Freshly Unveiled CSBS Model Regs: Good Goals, Poor Execution
The model's vague definitions cover more than what is typically considered money transmission.
Today the Conference of State Bank Supervisors (CSBS) announced their Model Regulatory Framework for regulation of virtual currency activities. Unfortunately, we’ve strong concerns about the vagueness of the language they’ve chosen in this final draft: vagueness that could encumber plenty of innovative but non-custodial companies, whom CSBS likely never intended to be regulated at all.
The CSBS has always had the right policy in mind for digital currencies:
It is CSBS policy that entities performing activities involving third party control of virtual currency should be subject to state licensure and supervision like an entity performing such activities with fiat currencies.
A proposition for which they cite our comment letter of last February:
Trusted intermediaries . . . so long as they walk and quack like a money transmitting duck, offer the same case for regulation as traditional financial services.
We’re gratified that CSBS wants to take an apples to apples approach when it comes to digital currency companies and traditional money transmitters.

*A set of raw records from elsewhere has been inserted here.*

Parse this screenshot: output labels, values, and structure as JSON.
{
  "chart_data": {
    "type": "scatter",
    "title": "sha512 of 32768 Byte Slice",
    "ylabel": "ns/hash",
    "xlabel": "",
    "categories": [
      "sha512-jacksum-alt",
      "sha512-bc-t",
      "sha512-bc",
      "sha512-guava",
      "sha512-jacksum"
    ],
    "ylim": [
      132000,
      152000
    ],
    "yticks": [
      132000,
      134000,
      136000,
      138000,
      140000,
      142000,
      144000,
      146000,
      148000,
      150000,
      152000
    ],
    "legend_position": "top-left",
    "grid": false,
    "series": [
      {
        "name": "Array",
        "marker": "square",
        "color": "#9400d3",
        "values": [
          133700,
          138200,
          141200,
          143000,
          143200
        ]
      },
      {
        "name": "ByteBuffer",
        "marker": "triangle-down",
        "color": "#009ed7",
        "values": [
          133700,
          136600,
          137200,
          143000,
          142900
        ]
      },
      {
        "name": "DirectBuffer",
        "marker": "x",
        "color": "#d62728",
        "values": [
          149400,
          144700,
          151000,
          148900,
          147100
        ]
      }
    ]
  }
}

We’re happy they do not intend for states to regulate the oranges of this highly innovative space—the non-custodians, the developers, the miners, the multi-sig providers and the future innovations that look nothing like, for example, Western Union or PayPal.
But, and this is a large and unfortunate but, we are disappointed that the specific language of the model framework unveiled today—while broadly promising to follow the sensible approach for which we’ve advocated—contradicts its own stated intentions.
Rather than clearly limiting the licensing requirement to those who actually hold and transmit digital currency on behalf of others—as would a money transmitter with dollars or yen—the requirement continues to encompass mere facilitators of transmission. “Covered activities” is still specified to include:
Services that facilitate the third-party exchange, storage, and/or transmission of virtual currency (e.g. wallets, vaults, kiosks, merchant-acquirers, and payment processors).
This section might be reasonable were it indicative of some services that may be covered, but—instead—the language prefacing this prong is less forgiving; “Covered activities” includes “at minimum” these mere facilitators. As we pointed out in our comment last February,
[I]t would be incorrect to suggest that Internet service providers, such as Time Warner or Comcast, do not facilitate the third party exchange. Indeed there is no way to exchange cryptocurrency if one cannot connect to the Internet. However, it seems unreasonable to ask these infrastructure providers to register as virtual currency businesses.
Moreover, companies like Amazon and Google often provide app developers with cloud storage and computing solutions; are these companies virtual currency businesses if a licensed exchange chooses to store encrypted private keys on their platform? It seems rather silly to suggest that these companies should be licensed even though they’ve no ability to transact with any consumer funds.
And none of these hypotheticals even approaches the true nuance and complexity of this subject. What about a software designer who contributes code to an open source repository that is used in a consumer bitcoin software wallet? Did she not facilitate the storage of some consumer bitcoin? Or a multi-sig provider who only ever holds one key of three and therefore can’t ever transact with their user’s funds? Who needs to be licensed? Who should state regulators worry about? None of this is made any clearer by the work unveiled by the CSBS today, and—indeed—the suggestion that mere facilitation of transmission gives rise to an obligation to license only muddies these already cloudy waters.
Again, we applaud the CSBS for their repeatedly-stated policy goal:
[A]ctivities involving fiat currencies that are otherwise subject to state laws should be covered if undertaken using virtual currency.
But the nuts and bolts of how to achieve that parity are difficult to find in the specific language of the model framework. We urge any state regulators who are encountering these issues to look for a clearer, more justiciable standard of “covered activities” and believe the standard found in our own Principles and Framework fits the bill:
A business shall be found to be engaged in Digital Currency Transmission if and only if the business regularly and in the course of business has the ability to unilaterally execute or prevent a Digital Currency transaction on behalf of others.
It’s an easy test to assess: can the business transact on the user’s behalf and without her cooperation? If so, they license, if not, they may go forth and innovate without permission. Inquiring into the nature of “facilitation” only adds doubt, cost, and inertia to the process of regulation. Good for lawyers, perhaps, but certainly bad for the consumers and innovators we’d love to see thrive.